House committee defeats Democrat-sponsored container security measure

Published 3 April 2006

Democratic minority in the House Homeland Security Committee wanted a strict timetable for implementing freight container security measure, but Republican majority defeats proposal

Republicans on the House Homeland Security Economic Security Subcommittee rejected a proposal from Democrats which would have required all cargo containers headed for the United States to have tamper-resistant seals and be scanned for illicit materials. The proposal was offered as an amendment to the Security and Accountability for Every Port bill, but it was defeated on an eight-to-six party-line vote before the subcommittee passed the bill by unanimous voice vote. The defeated amendment would have required DHS to issue new regulations within three years requiring all containers to have hardened seals and be scanned before leaving a foreign port.

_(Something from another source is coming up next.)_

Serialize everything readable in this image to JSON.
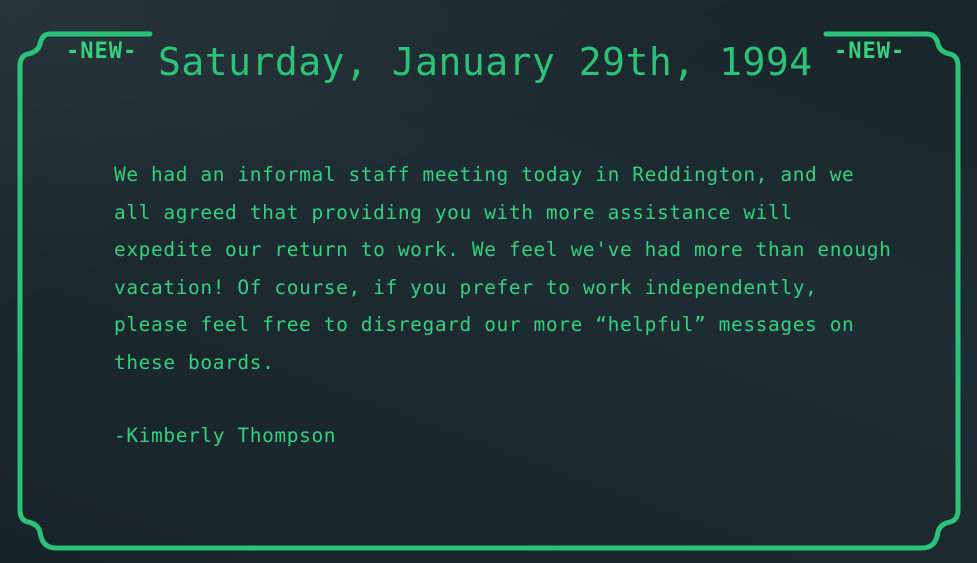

Homeland Security Economic Security Subcommittee chairman Dan Lungren (R-California) led opposition to the amendment, saying the requirement for scanning all containers is not technically feasible or logical. He said DHS officials should scan all high-risk cargo, not every container.

The partisan split notwithstanding, the panel’s Republicans and Democrats approved another proposal that would require DHS to create a program to test and deploy next-generation radiation portal monitors at U.S. seaports that have a high volume of containerized cargo.